LAST BUT not least, the village of Kfar Shouba and its hills are another point of contention between Israel and Lebanon. Located in Lebanon, next to the Shebaa Farms and the Golan Heights, the village commands a military strategic position due to its location overlooking northern Israel and the Bekaa Valley. In the late 1960s and 1970s, the Palestinian Liberation Organization used the village as a steppingstone to conduct sabotage activities in Israel. In response, Israel heavily shelled the village and its hills and carried out punitive military missions there. In 1972, Israel occupied the village for a short period of time. Then, during Israel’s occupation of southern Lebanon (1978–2000), the Israel Defense Forces and their proxy militia, the South Lebanon Army, used the village as an important observation post.
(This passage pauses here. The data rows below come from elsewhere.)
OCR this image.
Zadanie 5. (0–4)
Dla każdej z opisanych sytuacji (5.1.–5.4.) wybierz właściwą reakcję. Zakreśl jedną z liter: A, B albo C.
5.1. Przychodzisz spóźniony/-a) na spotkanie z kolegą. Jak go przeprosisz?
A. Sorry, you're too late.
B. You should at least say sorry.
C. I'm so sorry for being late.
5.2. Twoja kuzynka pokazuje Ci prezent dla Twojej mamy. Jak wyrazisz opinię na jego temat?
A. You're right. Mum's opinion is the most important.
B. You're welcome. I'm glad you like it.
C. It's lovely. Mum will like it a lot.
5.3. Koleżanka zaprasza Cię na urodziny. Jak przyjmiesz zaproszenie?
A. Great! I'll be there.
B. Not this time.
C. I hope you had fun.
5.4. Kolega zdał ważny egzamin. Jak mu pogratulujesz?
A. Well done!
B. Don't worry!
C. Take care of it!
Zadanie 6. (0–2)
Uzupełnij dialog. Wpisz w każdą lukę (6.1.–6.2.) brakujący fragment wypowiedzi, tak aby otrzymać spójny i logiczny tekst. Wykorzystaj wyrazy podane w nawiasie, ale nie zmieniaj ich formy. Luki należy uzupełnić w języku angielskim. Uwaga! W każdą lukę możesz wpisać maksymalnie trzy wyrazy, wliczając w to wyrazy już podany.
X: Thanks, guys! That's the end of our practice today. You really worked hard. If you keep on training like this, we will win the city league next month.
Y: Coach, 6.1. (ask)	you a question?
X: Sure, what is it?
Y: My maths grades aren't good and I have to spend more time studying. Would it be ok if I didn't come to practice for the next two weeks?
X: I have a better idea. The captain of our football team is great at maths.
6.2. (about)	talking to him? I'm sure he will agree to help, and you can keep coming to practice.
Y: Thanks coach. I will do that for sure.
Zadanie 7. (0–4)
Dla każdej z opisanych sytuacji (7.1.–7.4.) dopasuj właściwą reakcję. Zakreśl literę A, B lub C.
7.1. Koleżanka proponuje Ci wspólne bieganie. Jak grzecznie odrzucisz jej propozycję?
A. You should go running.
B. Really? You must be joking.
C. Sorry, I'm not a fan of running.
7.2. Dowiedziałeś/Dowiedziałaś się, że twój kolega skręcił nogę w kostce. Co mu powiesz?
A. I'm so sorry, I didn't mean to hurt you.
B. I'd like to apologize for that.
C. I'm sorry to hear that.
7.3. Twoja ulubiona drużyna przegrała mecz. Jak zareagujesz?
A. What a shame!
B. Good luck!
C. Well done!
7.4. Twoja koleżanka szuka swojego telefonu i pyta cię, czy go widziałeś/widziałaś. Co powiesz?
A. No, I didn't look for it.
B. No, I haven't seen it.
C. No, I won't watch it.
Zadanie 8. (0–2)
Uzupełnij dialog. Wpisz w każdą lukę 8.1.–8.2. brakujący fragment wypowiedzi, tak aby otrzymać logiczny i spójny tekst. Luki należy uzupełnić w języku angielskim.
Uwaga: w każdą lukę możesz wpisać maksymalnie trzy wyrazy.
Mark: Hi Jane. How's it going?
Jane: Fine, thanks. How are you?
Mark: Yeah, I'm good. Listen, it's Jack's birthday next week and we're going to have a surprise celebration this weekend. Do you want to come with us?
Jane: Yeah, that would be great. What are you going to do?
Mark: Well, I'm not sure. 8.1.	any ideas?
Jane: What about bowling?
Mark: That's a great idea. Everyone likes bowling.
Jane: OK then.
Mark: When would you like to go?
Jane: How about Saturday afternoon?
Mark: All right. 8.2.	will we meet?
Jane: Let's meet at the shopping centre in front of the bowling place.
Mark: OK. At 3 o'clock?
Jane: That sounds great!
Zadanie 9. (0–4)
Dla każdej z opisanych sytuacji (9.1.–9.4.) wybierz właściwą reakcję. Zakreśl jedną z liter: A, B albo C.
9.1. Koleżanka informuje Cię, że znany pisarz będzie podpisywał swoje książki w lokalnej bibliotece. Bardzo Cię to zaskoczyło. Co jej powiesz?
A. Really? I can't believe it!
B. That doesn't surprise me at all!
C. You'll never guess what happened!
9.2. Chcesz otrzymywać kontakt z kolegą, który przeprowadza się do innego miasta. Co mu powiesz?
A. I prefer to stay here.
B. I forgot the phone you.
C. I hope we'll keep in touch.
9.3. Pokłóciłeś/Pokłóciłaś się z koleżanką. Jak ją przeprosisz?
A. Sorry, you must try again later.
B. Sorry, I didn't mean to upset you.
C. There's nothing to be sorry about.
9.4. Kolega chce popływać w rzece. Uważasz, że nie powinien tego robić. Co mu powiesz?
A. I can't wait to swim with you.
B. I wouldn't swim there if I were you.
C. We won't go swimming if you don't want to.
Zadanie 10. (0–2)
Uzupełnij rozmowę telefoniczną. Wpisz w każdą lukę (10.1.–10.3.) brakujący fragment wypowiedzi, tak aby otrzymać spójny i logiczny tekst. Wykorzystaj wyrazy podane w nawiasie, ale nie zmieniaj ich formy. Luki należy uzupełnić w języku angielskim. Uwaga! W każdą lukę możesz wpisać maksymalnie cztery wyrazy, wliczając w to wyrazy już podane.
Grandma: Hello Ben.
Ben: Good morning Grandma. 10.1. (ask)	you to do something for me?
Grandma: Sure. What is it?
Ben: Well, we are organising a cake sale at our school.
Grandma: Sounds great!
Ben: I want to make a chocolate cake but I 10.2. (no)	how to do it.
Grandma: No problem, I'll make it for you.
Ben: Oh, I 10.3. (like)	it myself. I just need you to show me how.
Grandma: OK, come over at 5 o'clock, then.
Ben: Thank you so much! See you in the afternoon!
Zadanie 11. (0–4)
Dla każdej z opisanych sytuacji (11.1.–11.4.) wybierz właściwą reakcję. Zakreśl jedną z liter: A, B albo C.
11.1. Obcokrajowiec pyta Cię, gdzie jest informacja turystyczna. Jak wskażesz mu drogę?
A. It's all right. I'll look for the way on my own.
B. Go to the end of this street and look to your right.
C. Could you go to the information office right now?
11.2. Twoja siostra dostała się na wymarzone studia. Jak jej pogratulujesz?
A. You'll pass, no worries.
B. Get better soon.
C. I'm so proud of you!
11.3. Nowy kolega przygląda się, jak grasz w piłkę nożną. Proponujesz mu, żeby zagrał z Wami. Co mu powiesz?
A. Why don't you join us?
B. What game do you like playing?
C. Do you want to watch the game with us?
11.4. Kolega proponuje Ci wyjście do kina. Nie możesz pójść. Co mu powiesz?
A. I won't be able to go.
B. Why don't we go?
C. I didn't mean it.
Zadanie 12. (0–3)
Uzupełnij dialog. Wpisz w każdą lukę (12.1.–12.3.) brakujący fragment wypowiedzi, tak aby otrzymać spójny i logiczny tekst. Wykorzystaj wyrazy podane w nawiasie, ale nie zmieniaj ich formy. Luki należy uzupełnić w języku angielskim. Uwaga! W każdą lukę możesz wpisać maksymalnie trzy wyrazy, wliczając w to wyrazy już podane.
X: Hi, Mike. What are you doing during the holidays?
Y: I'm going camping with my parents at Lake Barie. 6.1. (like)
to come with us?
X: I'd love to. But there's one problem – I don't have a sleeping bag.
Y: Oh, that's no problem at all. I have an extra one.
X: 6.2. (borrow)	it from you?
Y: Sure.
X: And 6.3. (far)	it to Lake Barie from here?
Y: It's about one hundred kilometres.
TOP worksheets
Subsequently, Israel withdrew from the village but kept occupying the hills and the lands of Kfar Shouba in proximity to Israel’s border for security reasons. In the 2006 war, most of the village’s homes were either destroyed or damaged. As was the case with Shebaa and Ghajar, Lebanon and Hezbollah have insisted on their right to resist Israel’s occupation until the hills of Kfar Shouba are retrieved.